Мы вернулись затемно. Толик высадил меня у калитки, кивнул (короткий кивок – «до завтра») и уехал ставить УАЗ в гараж.
Дома – тепло, пахнет щами и хлебом. Валентина – у печки, мешает что-то в чугунке. Катя – на полу, рисует цветными карандашами (шесть цветов, три – затуплены, один – сломан). Мишка – за столом, учебник физики.
– Как день? – спросила Валентина. Не из любопытства – из заботы. Она привыкла спрашивать, и привыкла не получать ответа. «Прежний» Дорохов, судя по всему, отвечал: «Нормально» – и шёл за бутылкой.
– Тяжёлый, – сказал я. – Но нужный. Валь, а щи есть?
Она повернулась. Посмотрела на меня – внимательно, как смотрела каждый раз, когда я говорил или делал что-то, чего «прежний» не говорил и не делал. «Валь» – он так не называл. И про щи не спрашивал – просто садился и ждал.
– Есть, – сказала она. И – улыбнулась. Чуть-чуть. Уголками губ.

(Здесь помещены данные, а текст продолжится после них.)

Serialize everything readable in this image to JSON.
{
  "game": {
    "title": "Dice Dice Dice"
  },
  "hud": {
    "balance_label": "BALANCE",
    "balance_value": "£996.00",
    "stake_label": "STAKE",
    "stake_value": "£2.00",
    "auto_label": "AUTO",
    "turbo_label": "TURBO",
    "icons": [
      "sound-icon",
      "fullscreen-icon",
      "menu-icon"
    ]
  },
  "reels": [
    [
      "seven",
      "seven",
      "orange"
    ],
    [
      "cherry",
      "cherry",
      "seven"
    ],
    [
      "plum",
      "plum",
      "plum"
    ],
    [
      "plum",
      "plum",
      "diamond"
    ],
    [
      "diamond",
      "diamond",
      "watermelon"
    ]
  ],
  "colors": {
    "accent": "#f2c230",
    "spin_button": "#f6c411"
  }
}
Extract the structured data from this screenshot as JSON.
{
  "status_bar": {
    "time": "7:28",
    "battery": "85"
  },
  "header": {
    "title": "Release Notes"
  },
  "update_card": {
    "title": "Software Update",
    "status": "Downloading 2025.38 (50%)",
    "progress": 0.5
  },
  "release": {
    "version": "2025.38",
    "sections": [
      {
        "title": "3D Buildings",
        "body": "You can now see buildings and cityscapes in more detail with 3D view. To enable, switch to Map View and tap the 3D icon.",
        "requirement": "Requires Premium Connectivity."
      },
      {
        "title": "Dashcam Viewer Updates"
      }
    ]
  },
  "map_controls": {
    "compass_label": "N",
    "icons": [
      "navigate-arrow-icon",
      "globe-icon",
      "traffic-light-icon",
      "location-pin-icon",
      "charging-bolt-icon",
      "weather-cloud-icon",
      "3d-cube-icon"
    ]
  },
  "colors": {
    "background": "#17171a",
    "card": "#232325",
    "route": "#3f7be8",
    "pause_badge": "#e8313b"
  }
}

Маленький шаг. Один из многих.
Я сел за стол, достал блокнот и – перед щами, пока горячие мысли не остыли – дописал итог дня:
Хозяйство – хуже, чем на бумаге. На бумаге – «крепкий середняк». В реальности – на грани. Склад – воруют. Ферма – голодают. Свиноферма – дохнут. Техника – стоит. Поля – убиты. Люди – устали.
Но.
Земля – есть. Люди – есть. Крюков, Антонина, Василий Степанович, Зинаида, Кузьмич, Лёха – есть. И есть я. С карандашом и блокнотом.
Первый приоритет – свиноферма. Рожа не ждёт.
Нужен ветеринар.
А ветеринар Семёныч – в запое.
Я закрыл блокнот. Убрал. Взял ложку.
Щи были горячие, с капустой и картошкой, и пахли – домом. Не моим домом. Но – домом.